Ailede dış kaynaklı ârızalar var!
Bir yazımda demiştim ki, “bazılarına göre kadın dekoltesi ölçüsünde “cesur”, modaya uyumu ölçüsünde “güzel”, erkeklerle yarıştığı ölçüde “güzel”, erkeklerle yarıştığı ölçüde “modern”, kariyeri ölçüsünde “başarılı”dır!”
Kriterler Batı’dan alınmıştır ve tümü maddidir. Bu bakış açısı “kadın-erkek rekabeti”ne yol açar! “Kadın-erkek rekabeti önce tartışmaya, sonra çatışmaya, nihayet kadın mağduriyetine yol açar”.
Olan budur! “Kadına şiddet”in arkasında yatan gerçek de budur!
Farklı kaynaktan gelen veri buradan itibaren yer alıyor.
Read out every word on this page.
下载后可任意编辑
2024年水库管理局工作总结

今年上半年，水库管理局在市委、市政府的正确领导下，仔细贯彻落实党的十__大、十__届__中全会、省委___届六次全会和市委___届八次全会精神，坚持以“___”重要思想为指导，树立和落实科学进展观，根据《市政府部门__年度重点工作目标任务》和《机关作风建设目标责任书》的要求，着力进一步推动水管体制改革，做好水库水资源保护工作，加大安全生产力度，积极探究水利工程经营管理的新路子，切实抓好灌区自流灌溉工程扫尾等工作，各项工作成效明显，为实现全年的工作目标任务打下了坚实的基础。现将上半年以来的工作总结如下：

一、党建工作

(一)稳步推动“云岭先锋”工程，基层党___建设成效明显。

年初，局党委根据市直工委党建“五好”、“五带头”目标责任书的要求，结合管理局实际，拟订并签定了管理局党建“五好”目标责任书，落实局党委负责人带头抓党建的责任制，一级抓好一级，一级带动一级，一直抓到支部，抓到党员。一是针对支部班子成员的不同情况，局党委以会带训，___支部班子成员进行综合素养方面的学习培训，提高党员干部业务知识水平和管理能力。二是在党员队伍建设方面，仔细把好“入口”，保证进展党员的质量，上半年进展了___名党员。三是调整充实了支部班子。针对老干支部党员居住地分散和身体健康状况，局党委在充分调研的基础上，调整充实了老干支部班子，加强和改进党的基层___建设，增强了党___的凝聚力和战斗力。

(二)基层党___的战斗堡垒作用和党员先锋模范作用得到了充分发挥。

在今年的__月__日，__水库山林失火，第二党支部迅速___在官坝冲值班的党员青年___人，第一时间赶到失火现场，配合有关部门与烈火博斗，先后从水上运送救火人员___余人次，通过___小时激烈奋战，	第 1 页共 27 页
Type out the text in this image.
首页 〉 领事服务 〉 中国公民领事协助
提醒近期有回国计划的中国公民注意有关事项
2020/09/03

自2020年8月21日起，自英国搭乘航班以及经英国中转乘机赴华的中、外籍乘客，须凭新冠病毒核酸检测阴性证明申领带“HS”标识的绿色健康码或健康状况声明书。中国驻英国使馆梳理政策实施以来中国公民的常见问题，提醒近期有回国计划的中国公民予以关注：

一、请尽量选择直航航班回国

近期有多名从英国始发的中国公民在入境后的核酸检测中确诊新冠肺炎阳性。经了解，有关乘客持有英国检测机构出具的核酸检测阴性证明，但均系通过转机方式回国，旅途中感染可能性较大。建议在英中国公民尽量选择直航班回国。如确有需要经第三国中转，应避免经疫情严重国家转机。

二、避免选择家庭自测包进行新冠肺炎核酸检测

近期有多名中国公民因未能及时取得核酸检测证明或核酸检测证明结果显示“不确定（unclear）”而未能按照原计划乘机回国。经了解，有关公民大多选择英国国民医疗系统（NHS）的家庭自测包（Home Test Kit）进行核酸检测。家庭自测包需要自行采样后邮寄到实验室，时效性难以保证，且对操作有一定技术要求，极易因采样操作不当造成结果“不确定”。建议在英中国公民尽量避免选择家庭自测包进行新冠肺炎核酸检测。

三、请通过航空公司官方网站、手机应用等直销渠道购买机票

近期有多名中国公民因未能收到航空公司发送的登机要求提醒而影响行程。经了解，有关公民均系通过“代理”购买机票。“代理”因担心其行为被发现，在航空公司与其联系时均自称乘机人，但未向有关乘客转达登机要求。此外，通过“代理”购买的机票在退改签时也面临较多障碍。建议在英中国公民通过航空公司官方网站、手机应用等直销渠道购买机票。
Çünkü erkek fiziken kadından daha güçlüdür ve bunu kullanmaktan çekinmemektedir.
Nitekim son yılların çok konuşulan konularından biri, “kadına şiddet”tir! Bu olgu, kadını yanlış tanımlamayla ve aile yapımıza uygun düşmeyen misyonlar yüklemeyle ilgili olabilir.
Bizim geleneksel yapımızda kadının “cesaret”i tesettüründe, güzelliği sadakatinde, başarısı “yuvayı dişi kuş yapar” kuralınca, aileye kol-kanat germesinde ve bir arada tutmasındadır.